Cool idea, but I keep wondering why there’s no browser version of LM Studio. LM Studio is cool, but setting everything up on ONE device is of no value to me.
I happen to be somewhat familiar with OpenCode and am considering using it as a personal AI workspace (some chat & agentic behavior,
not worrying about initiative behavior just yet, I’d try to DIY memory with local files and access to my notes) because it seems to have a decent ecosystem.
Pi appears to have a smaller, less “pre-made” ecosystem, but with more flexibility, enthusiasm and extensibility.
Is this correct? Should I look towards Pi over OpenCode? What are the UI options?
I've been using PI for this - just switch to "oh my pi" and am liking it!
Honestly, it's been a dream, I have it running in a docker-sandbox with access to a single git repo (not hosted) that I am using for varied things with my business.
Try it out, it's super easy to setup. If you use docker sandbox, you can just follow what is necessary for claude, spin up the sandbox, exit out, exec into it with bash and switch to Pi.
I have the same question as you, but I want to add that I used OpenCode for general tasks like writing, organization and such but with a context of .md files and it works wonders. And like you, I am considering trying a better suited harness for this task.
I looked a bit into the reasoning for Pi’s design (https://mariozechner.at/posts/2025-11-30-pi-coding-agent/#to...) and, while it does seem to do a lot of things very well around extensibility, I do miss support for permissions, MCP and perhaps Todos and a server mode. OpenCode seems a lot more complete in that regard, but I can well imagine that people have adapted Pi for these use cases (OpenClaw seems to have all of these). So it’s definitely not out of the race yet, but I still appreciate OpenCodes relative seeming completeness in comparison.
As soon as your agent can write and execute code, your permissions are just a security theater. If you care, just do proper sandboxing. If not, there are extensions for that.
> MCP
Again, Pi is extensible.
pi install pi-mcp-adapter
Now, you can connect to any mcp.
> and perhaps Todos
At least 10 different todo extensions. Pick which one you like. If you don't like any of them, ask Pi to write one for you.
> and a server mode.
Pi has rpc mode, which is a kind of server. If that's not enough, you could extend it.
> OpenCode seems a lot more complete in that regard,
Yes, but good luck working with Opencode if you don't like their plan-mode. Or todo support. And MCP. You pay their cost in complexity and tokens even if you don't use them or you don't like how they work.
> but I can well imagine that people have adapted Pi for these use cases (OpenClaw seems to have all of these). So it’s definitely not out of the race yet, but I still appreciate OpenCodes relative seeming completeness in comparison.
There's also an oh-my-pi fork if you want an out-of-the-box experience. Still, in my experience, nothing beats Pi in terms of customizability. It's the first piece of software that I can easily make completely to my liking. And I say that as a decade old Emacs user.

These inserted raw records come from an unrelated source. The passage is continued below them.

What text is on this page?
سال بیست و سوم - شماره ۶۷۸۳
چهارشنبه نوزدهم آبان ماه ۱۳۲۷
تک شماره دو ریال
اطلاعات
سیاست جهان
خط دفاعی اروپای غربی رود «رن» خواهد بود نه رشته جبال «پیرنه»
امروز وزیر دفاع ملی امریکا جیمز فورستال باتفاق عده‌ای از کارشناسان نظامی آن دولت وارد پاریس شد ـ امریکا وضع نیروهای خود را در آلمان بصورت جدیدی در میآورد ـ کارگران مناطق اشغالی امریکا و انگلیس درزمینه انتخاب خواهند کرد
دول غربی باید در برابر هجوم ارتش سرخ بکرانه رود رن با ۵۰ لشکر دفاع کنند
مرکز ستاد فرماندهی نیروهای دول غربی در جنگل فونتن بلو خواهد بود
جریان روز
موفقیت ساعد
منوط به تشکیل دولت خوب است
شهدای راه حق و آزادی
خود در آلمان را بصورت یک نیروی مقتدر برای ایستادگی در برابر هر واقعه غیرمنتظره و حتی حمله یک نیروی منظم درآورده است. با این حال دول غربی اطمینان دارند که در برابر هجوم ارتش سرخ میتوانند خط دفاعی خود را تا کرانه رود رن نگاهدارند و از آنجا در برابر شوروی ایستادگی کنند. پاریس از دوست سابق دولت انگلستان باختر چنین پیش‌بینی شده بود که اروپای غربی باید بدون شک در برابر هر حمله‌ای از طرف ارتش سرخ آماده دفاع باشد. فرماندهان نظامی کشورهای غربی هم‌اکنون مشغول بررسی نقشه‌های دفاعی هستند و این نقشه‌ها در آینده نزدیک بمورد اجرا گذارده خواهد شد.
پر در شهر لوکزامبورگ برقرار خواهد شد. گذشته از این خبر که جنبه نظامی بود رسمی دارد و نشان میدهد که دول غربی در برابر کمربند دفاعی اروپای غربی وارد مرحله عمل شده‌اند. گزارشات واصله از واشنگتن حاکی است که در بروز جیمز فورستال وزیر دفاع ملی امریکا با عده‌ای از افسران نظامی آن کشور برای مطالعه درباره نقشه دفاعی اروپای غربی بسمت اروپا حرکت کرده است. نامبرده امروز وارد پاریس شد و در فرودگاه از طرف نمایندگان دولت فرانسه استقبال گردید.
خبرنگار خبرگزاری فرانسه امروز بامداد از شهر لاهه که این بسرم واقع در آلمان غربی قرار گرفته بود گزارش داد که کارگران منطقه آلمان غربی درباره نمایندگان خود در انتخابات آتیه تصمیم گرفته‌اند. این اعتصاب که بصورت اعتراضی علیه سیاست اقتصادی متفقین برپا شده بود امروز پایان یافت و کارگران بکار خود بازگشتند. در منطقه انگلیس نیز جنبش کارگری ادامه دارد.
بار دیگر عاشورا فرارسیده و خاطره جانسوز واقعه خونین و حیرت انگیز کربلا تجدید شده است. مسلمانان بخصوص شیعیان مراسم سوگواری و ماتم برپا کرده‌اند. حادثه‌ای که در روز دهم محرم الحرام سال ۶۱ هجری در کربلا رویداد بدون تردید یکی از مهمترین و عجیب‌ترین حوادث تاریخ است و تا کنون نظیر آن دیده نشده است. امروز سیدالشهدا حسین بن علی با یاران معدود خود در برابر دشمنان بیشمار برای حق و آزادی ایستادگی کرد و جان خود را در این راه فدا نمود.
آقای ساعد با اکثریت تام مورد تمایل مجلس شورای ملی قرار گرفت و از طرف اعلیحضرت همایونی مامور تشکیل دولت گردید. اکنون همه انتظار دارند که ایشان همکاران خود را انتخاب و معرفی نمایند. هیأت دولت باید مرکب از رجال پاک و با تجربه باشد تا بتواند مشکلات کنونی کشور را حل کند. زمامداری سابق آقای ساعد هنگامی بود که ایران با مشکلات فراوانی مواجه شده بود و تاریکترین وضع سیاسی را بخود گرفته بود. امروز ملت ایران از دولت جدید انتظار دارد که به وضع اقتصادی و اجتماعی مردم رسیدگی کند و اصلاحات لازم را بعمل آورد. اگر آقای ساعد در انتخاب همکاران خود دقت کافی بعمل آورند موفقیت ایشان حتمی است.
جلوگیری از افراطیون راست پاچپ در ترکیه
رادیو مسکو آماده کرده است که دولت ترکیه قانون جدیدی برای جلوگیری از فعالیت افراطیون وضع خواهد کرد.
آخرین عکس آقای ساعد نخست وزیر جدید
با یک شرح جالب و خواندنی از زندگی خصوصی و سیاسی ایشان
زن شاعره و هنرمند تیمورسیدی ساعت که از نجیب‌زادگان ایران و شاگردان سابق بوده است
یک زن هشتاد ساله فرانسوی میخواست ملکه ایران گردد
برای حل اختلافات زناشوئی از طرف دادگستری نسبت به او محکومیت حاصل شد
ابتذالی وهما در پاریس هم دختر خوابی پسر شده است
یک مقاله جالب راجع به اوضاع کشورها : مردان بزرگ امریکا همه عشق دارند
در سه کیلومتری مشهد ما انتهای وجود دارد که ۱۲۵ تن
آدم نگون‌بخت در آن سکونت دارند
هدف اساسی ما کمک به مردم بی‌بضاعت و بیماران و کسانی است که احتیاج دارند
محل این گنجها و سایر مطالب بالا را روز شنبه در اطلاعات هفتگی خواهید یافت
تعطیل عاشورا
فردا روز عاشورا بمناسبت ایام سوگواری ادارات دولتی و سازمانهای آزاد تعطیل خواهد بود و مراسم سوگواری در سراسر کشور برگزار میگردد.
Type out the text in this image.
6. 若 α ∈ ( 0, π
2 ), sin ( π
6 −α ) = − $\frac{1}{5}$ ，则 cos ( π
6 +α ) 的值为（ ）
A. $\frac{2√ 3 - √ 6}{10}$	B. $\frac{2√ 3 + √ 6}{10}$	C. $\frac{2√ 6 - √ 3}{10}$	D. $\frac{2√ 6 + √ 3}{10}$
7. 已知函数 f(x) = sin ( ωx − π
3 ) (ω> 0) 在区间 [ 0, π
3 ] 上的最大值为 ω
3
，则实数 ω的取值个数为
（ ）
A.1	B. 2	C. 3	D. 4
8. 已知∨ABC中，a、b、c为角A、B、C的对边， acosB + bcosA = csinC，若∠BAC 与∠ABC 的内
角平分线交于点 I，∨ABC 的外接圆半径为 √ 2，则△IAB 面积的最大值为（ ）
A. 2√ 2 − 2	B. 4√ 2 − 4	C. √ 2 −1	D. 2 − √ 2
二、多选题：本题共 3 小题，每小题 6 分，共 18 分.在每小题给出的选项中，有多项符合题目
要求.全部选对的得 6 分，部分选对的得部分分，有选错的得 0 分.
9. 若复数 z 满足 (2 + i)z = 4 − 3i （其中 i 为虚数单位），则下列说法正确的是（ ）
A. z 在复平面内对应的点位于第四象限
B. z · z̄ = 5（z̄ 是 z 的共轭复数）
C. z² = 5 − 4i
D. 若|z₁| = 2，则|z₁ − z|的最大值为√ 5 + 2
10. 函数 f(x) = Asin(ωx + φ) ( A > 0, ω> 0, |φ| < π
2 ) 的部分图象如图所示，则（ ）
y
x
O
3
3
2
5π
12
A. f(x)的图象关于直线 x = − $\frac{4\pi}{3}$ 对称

To be honest, none for what I am using for (organizing documents, cross-referencing information, writing summaries of documents). Howeverm it feels wrong using OpenCode for this. I somehow think there must be a better way of doing this.
Can you shed some light on the speed difference of the direct integration vs. ACP?
I’m still looking for a generic agent interaction protocol (to make it worth building around) and thought ACP might be it. But (and this is from a cursory look) it seems that even OpenCode, which does support ACP, doesn’t use it for its own UI. So what’s wrong with it and are there better options to hopefully take its place?
I've used ACP extensively because agent-shell in emacs uses it, although the Anthropic license change means I'm not sure if I can continue to use Claude through it without getting banned. I kind of wish it integrated more tightly but also you can't really expect someone to have magit involved such that agent-shell (or the like) starts interacting with emacs directly. I'd love it if it did though.
I've started using OpenCode for some things in a big window because its side-by-side diff is great.
Yeah, ACP adds another layer of marshaling/unmarshaling (or two-one on each side) and can be slower than API calls on occasion. Like MCP, it adds JSON overhead that doesn’t really need to be there.
The best option will always be in-memory exchanges. Right now I am still using the pi RPC, and that also involves a bit of conversion, but it’s much lighter.
Logseq is probably the closest we had, but it doesn’t quite reach the Obsidian polish and is now moving off of plain text files (somewhat sadly but understandably).
I do this too. Relatively small changes, atomic commits with extensive reasoning in the message (keeps important context around). This is a best practice anyway, but used to be excruciatingly much effort. Now it’s easy!
Except that I’m still struggling with the LLM understanding its audience/context of its utterances. Very often, after a correction, it will focus a lot on the correction itself making for weird-sounding/confusing statements in commit messages and comments.
> Very often, after a correction, it will focus a lot on the correction itself making for weird-sounding/confusing statements in commit messages and comments.
I've experienced that too. Usually when I request correction, I add something like "Include only production level comments, (not changes)". Recently I also added special instruction for this to CLAUDE.md.